As I have been writing this report, it has made me rethink the case in detail and that will likely affect my future treatments for this patient and future patients. In the past, with a patient with the same presentation, I would typically discuss lifelong NSAIDs, possibly tramadol, etc. Zeke’s progress without any prescription drug intervention has completely changed my view on the power of acupuncture and will affect how I present options for therapy in the future. A study challenging owners to characterize their dog’s hip dysplasia pain after acupuncture versus carprofen suggested that acupuncture patients’ pain was resolved for up to two weeks (1). By using acupuncture to neuromodulate the central, peripheral, and autonomic nervous systems, we can help many future patients with their pain without reaching for the NSAIDs or other drugs and their accompanying side effects.
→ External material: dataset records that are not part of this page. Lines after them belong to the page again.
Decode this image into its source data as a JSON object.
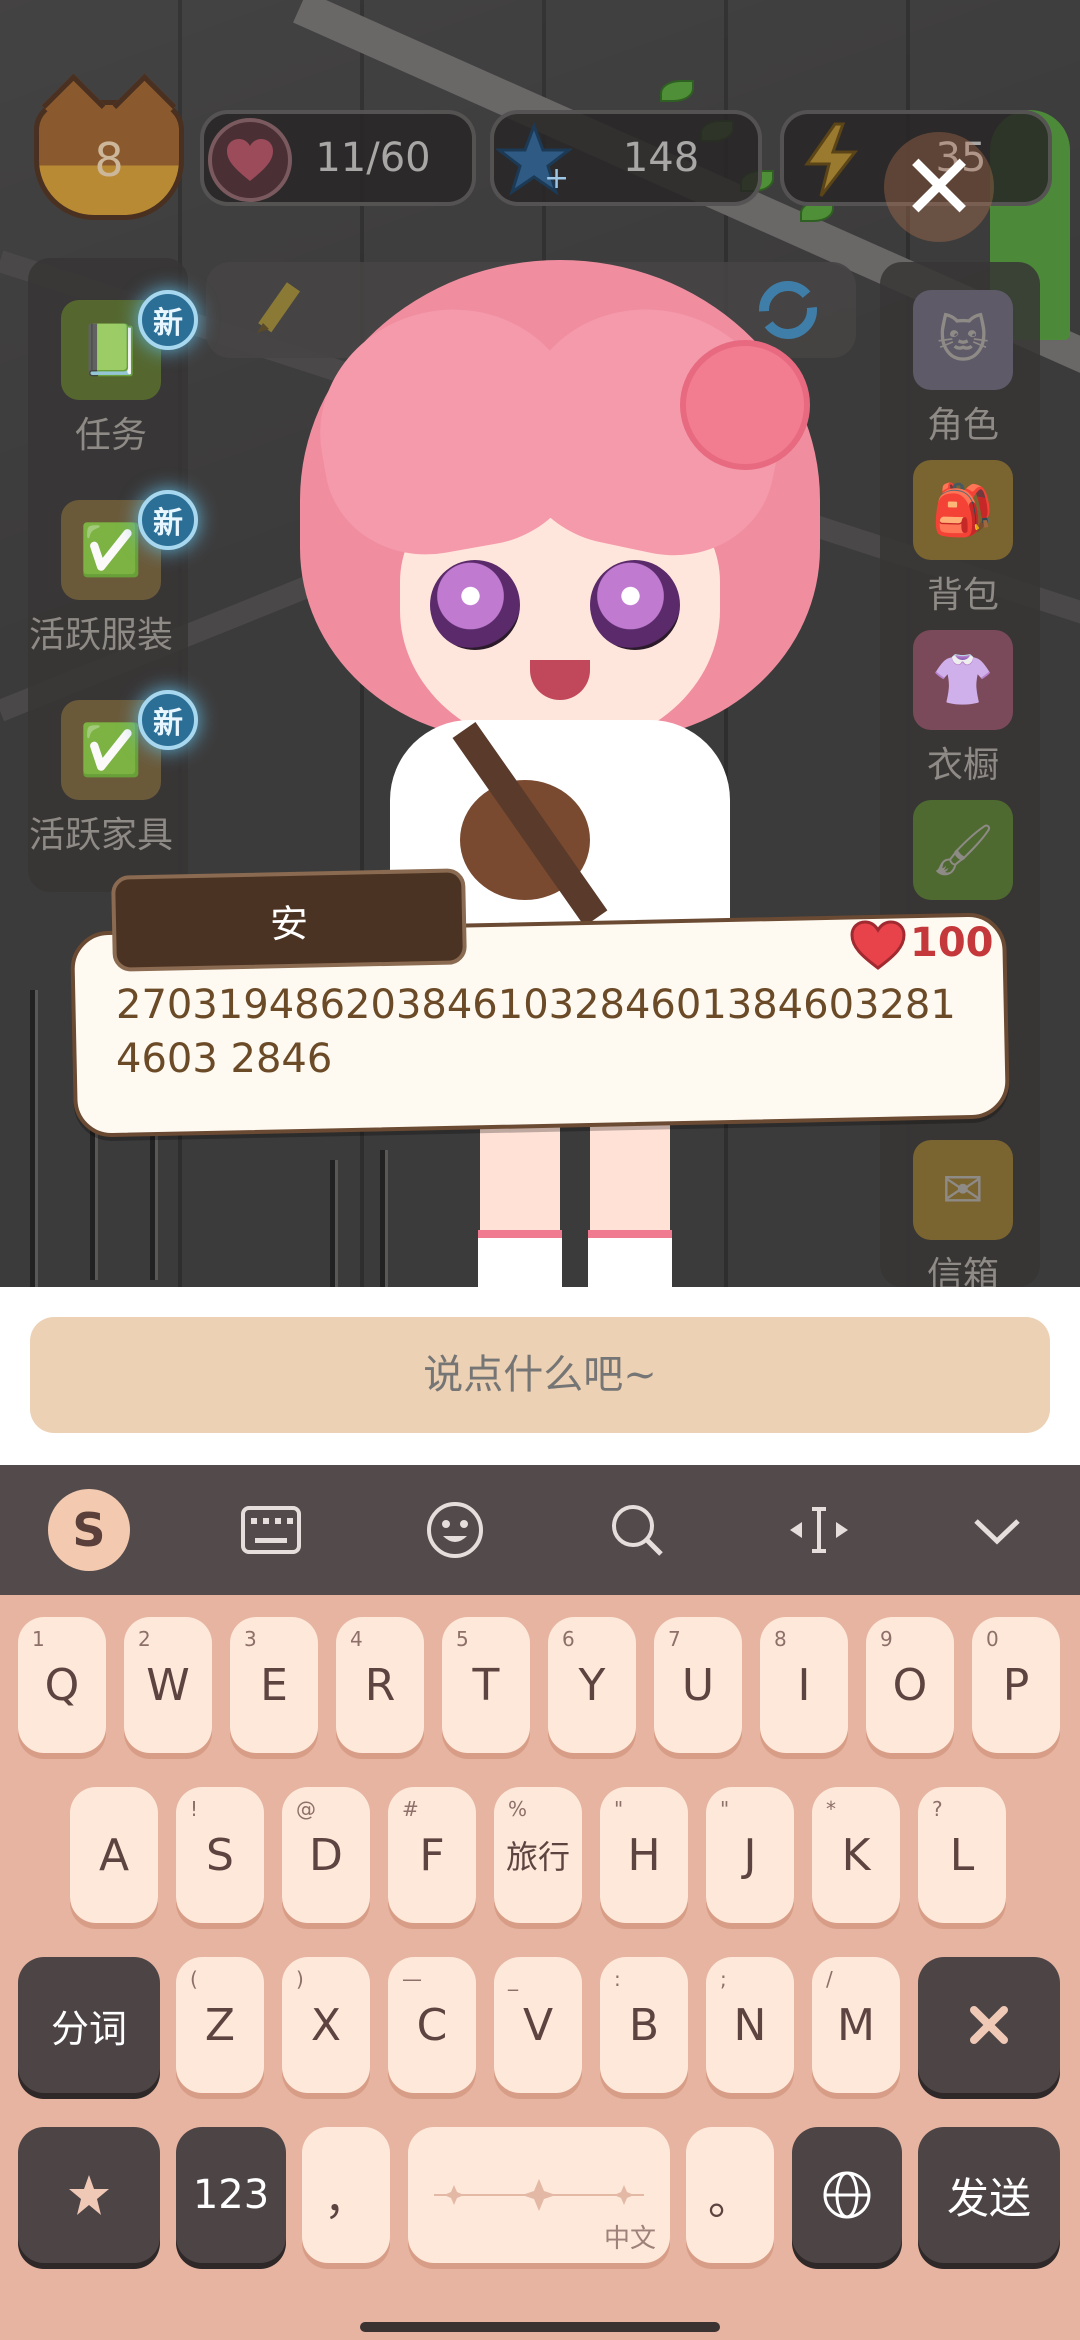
{
  "hud": {
    "level": "8",
    "hearts": "11/60",
    "stars": "148",
    "energy": "35"
  },
  "left_menu": [
    {
      "label": "任务",
      "badge": "新"
    },
    {
      "label": "活跃服装",
      "badge": "新"
    },
    {
      "label": "活跃家具",
      "badge": "新"
    }
  ],
  "right_menu": [
    {
      "label": "角色"
    },
    {
      "label": "背包"
    },
    {
      "label": "衣橱"
    },
    {
      "label": "信箱"
    }
  ],
  "dialog": {
    "name": "安",
    "text": "2703194862038461032846013846032814603 2846",
    "hearts": "100"
  },
  "input": {
    "placeholder": "说点什么吧~"
  },
  "keyboard": {
    "row1": [
      {
        "label": "Q",
        "sub": "1"
      },
      {
        "label": "W",
        "sub": "2"
      },
      {
        "label": "E",
        "sub": "3"
      },
      {
        "label": "R",
        "sub": "4"
      },
      {
        "label": "T",
        "sub": "5"
      },
      {
        "label": "Y",
        "sub": "6"
      },
      {
        "label": "U",
        "sub": "7"
      },
      {
        "label": "I",
        "sub": "8"
      },
      {
        "label": "O",
        "sub": "9"
      },
      {
        "label": "P",
        "sub": "0"
      }
    ],
    "row2": [
      {
        "label": "A",
        "sub": ""
      },
      {
        "label": "S",
        "sub": "!"
      },
      {
        "label": "D",
        "sub": "@"
      },
      {
        "label": "F",
        "sub": "#"
      },
      {
        "label": "旅行",
        "sub": "%"
      },
      {
        "label": "H",
        "sub": "\""
      },
      {
        "label": "J",
        "sub": "\""
      },
      {
        "label": "K",
        "sub": "*"
      },
      {
        "label": "L",
        "sub": "?"
      }
    ],
    "row3": [
      {
        "label": "Z",
        "sub": "("
      },
      {
        "label": "X",
        "sub": ")"
      },
      {
        "label": "C",
        "sub": "—"
      },
      {
        "label": "V",
        "sub": "_"
      },
      {
        "label": "B",
        "sub": ":"
      },
      {
        "label": "N",
        "sub": ";"
      },
      {
        "label": "M",
        "sub": "/"
      }
    ],
    "fenci": "分词",
    "num": "123",
    "comma": "，",
    "space_lang": "中文",
    "period": "。",
    "send": "发送"
  },
  "colors": {
    "dialog_text": "#6b4a28",
    "key_bg": "#fde8d9",
    "keyboard_bg": "#e6b4a0",
    "dark_key": "#4d4446"
  }
}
1. Teixeira LR, Luna SPL, Matsubara LM, et al. Owner assessment of chronic pain intensity and results of gait analysis of dogs with hip dysplasia treated with acupuncture. J Am Vet Med Assoc. 2016;249:1031–1039.
2. Silva NEOF, Luna SPL, Joaquim JGF, Coutinho HD, Possebon FS. Effect of acupuncture on pain and quality of life in canine neurological and musculoskeletal diseases. The Canadian Veterinary Journal. 2017;58(9):941-951.